Dept. of Electr. Eng., Princeton Univ., NJ.
IEEE Trans Image Process. 1997;6(5):677-93. doi: 10.1109/83.568925.
A new class of image coding algorithms coupling standard scalar quantization of frequency coefficients with tree-structured quantization (related to spatial structures) has attracted wide attention because its good performance appears to confirm the promised efficiencies of hierarchical representation. This paper addresses the problem of how spatial quantization modes and standard scalar quantization can be applied in a jointly optimal fashion in an image coder. We consider zerotree quantization (zeroing out tree-structured sets of wavelet coefficients) and the simplest form of scalar quantization (a single common uniform scalar quantizer applied to all nonzeroed coefficients), and we formalize the problem of optimizing their joint application. We develop an image coding algorithm for solving the resulting optimization problem.
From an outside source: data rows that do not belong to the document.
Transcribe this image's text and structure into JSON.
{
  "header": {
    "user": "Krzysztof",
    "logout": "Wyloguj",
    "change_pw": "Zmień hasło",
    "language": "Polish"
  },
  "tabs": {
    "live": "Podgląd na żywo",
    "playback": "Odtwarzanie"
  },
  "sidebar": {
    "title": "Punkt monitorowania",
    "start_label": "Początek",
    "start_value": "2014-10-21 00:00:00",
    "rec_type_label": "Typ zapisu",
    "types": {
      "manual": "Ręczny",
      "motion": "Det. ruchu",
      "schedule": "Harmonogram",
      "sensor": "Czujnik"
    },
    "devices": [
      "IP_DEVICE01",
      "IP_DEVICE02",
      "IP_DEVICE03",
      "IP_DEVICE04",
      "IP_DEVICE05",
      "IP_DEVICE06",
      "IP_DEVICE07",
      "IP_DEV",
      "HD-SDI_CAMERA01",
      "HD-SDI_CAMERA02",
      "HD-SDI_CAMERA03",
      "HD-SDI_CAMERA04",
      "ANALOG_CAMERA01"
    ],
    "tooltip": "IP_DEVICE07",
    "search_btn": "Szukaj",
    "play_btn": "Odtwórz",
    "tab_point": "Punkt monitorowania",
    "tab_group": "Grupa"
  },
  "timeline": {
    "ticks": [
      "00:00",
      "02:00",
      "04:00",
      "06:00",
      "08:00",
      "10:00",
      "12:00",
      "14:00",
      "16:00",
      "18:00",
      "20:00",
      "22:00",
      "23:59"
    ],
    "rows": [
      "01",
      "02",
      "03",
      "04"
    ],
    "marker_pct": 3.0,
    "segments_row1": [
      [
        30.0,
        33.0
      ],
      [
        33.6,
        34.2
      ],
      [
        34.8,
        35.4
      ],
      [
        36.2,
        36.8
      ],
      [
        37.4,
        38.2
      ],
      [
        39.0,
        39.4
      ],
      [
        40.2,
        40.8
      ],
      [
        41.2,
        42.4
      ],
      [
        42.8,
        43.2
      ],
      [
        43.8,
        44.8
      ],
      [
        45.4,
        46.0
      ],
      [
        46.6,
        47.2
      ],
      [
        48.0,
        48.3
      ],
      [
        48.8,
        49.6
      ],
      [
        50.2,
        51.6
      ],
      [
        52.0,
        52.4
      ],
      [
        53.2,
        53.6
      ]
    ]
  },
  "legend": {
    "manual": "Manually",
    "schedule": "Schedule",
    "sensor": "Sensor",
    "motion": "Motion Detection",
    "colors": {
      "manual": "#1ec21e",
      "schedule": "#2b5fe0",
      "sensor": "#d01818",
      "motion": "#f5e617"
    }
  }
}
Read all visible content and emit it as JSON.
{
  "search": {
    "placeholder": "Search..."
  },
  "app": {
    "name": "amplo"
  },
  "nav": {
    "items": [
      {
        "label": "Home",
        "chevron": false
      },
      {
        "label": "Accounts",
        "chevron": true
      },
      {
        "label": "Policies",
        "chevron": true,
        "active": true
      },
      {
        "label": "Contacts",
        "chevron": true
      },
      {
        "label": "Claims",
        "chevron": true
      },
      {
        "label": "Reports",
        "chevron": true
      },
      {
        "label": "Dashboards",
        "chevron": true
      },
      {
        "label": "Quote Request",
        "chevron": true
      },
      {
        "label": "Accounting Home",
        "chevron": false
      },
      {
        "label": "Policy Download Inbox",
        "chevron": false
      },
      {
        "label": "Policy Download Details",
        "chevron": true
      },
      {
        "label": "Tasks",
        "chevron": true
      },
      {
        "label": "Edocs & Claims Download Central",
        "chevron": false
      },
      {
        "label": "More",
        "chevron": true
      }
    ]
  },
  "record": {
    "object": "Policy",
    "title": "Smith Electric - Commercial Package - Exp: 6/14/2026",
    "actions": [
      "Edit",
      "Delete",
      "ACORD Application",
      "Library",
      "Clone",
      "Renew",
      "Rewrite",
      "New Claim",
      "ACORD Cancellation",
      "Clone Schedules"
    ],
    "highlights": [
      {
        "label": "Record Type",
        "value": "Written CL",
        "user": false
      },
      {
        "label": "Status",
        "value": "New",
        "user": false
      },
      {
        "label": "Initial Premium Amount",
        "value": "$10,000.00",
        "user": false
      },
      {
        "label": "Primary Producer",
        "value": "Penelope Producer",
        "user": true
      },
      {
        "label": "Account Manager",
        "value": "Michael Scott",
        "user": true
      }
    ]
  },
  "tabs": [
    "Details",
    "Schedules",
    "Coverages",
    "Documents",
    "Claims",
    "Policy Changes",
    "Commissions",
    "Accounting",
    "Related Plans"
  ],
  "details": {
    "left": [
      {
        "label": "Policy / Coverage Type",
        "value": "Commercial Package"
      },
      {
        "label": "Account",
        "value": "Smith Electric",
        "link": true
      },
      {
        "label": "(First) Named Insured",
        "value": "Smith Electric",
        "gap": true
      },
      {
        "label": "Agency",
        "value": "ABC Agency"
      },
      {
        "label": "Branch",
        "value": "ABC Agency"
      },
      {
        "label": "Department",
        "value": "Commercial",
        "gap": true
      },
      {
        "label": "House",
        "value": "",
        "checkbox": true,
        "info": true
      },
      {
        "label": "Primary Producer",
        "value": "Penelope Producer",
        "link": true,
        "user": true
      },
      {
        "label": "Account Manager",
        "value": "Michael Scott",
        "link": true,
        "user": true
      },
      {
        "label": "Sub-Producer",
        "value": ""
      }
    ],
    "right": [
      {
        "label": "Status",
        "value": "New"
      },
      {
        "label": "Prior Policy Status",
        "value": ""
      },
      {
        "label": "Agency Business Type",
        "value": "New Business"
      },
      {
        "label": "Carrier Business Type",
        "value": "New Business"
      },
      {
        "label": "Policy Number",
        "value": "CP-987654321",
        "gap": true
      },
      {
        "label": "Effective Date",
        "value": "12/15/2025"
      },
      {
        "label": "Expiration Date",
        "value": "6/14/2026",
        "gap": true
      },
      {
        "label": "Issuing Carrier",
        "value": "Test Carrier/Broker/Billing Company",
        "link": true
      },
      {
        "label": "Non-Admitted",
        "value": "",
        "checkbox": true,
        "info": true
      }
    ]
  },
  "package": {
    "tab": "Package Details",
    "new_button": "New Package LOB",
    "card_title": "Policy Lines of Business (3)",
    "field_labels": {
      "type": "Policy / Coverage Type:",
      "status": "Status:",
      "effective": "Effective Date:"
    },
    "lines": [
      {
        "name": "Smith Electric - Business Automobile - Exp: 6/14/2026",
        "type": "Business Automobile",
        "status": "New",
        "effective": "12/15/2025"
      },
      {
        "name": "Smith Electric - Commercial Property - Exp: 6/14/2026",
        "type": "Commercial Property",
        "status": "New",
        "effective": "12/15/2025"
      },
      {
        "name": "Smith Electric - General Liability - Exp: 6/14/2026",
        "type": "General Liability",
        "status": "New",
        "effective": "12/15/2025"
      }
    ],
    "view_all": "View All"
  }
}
Despite the basic form of the two quantizers considered, the resulting algorithm demonstrates coding performance that is competitive, often outperforming the very best coding algorithms in the literature.
一种将频率系数的标准标量量化与树结构量化(与空间结构相关)相结合的新型图像编码算法,因其良好的性能似乎证实了分层表示的预期效率而引起了广泛关注。本文探讨了在图像编码器中如何以联合最优的方式应用空间量化模式和标准标量量化的问题。我们考虑零树量化(对小波系数的树状集合进行置零)和最简单形式的标量量化(应用于所有非零系数的单个通用均匀标量量化器),并形式化了优化它们联合应用的问题。我们开发了一种图像编码算法来解决由此产生的优化问题。尽管所考虑的两种量化器形式基本,但所得到的算法展示了具有竞争力的编码性能,通常优于文献中最好的编码算法。